John Surman – Saltash Bells

John Surman - Saltash Bells

ECM Records – ECM 2266 – 2012




John Surman: clarinetto alto, clarinetto basso, clarinetto contrabbasso, sax soprano, sax tenore, sax baritono, armonica, sintetizzatori





Emozione ed Astrazione vivono in antitesi?

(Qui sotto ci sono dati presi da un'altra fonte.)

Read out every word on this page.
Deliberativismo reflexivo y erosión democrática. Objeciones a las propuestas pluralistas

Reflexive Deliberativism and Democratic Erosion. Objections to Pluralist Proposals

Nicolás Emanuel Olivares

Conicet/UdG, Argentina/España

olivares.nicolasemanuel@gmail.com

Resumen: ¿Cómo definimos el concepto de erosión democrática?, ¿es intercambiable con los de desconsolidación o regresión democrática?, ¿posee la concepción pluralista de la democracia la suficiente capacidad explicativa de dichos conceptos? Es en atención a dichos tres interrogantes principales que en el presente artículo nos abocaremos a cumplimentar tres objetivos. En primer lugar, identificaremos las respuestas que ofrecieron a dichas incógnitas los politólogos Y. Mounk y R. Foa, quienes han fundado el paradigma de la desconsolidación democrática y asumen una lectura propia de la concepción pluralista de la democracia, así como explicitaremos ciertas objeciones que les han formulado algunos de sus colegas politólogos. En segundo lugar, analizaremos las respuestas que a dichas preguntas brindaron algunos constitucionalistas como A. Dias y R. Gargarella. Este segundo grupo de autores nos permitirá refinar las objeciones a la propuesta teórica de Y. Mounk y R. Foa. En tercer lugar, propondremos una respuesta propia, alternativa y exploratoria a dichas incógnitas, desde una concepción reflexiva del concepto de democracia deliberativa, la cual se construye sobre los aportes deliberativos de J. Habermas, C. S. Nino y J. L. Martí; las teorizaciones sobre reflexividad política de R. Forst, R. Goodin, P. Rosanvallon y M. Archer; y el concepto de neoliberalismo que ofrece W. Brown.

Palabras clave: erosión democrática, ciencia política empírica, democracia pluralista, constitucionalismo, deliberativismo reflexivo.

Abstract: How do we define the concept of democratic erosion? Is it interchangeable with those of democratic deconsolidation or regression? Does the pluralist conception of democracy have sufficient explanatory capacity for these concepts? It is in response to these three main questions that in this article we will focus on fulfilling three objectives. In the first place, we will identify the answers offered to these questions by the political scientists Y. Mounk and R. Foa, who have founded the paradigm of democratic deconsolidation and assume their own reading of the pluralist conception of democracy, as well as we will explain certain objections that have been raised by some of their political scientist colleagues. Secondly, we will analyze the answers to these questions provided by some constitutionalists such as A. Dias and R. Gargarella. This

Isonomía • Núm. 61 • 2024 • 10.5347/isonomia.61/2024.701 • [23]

C’è qualcosa di nuovo, in questo sound… anzi d’antico. Una discografia spesa lungo le partnership già piuttosto stagionate con John McLaughlin, Barre Phillips, Paul Bley, John Taylor fino ai più recenti organici (e non solo per ECM) quali l’ibrido e multi-stile ensemble Dowland Project, passando da un ingiustamente inosservato Ripple Effect (originale electro-world condiviso con Jack de Johnette e Mousa Suso) fino a un trascurabile progetto Nino Rota per la regia di Richard Galliano, hanno compiutamente definito i peculiari stile e carattere del sassofonista-clarinettista-compositore scozzese che, quando ripone la sua anima jazz più ortodossa (e nemmeno di questo saremmo certi), la estende e dilata nelle prove “solo” – come questa ennesima incisione peraltro conferma.


Distaccandosi alquanto dagli esiti un po’ formali alla Private City, ma certo sempre nella discendenza del seminale Upon Reflection, già più imbastito d’intimismo, Saltash Bell esordisce in potenza e fulgore introducendoci attraverso lo statuario portale di Whistman’s Wood, con il duettare della voce femminea, duttile e di grafite del clarino basso e quella più bronzea e virile di un più ancorato sax baritono, palesando di entrambe le ance la personale concezione, sostenute peraltro da elettroniche nervosamente plasmate.


Procedendo con decisione e forza tra diafane vetrate, eloquenti pulpiti e tenebrose navate, l’animo gospel s’incontra con una più archetipica sensibilità gotica di cui abbraccia insieme fioriture e austerità, svelate attraverso energie forti e controllate, su cui aleggia immanente una poco eludibile spiritualità fluente di misticismo intimo e naturale.


Il forte argomento biografico circa le peculiari e precoci fascinazioni infantili dei primi anni di vita dell’Autore verso le architetture sacre e i catturanti panorami a cornice non esauriscono l’album delle radici e dei tragitti dell’ispirazione surmaniana: ideale attraversamento di una personale sequenza di flashback sonori, mirabile per fascino, meno prevedibile per architetture, la promenade elettro-fiatistica del Nostro elargisce all’ascolto un orizzonte limpido, animato in forma scultorea ora da siderale severità (On Staddon Heights), ora tersa orazione laica di giovanile vigoria (Winter Elegy), polifonie di tono virile (Triadichorum, Glass Flower) e più rarefatte declamazioni nell’epica possanza di Saltash Bells, passaggio di estremo fascino tra le ance di tono più grave di Surman, fino all’uscita di scena nel tono più lieve di gaia marcetta in Sailing Westwards.


Concedendosi il lusso di una sapiente e immaginifica ingenuità, i passaggi dell’Emozione lungo le alchimie dell’Astrazione fondano la poetica intrisa di sapidi sentori di memoria e le visioni dalle originali geometrie, la catturante sequenza di austere melodie ci rassicura (ma non è poi una rivoluzione) su come e quanto l’Astrazione non sia antitetica (anzi in tal caso simbiotica) all’Emozione.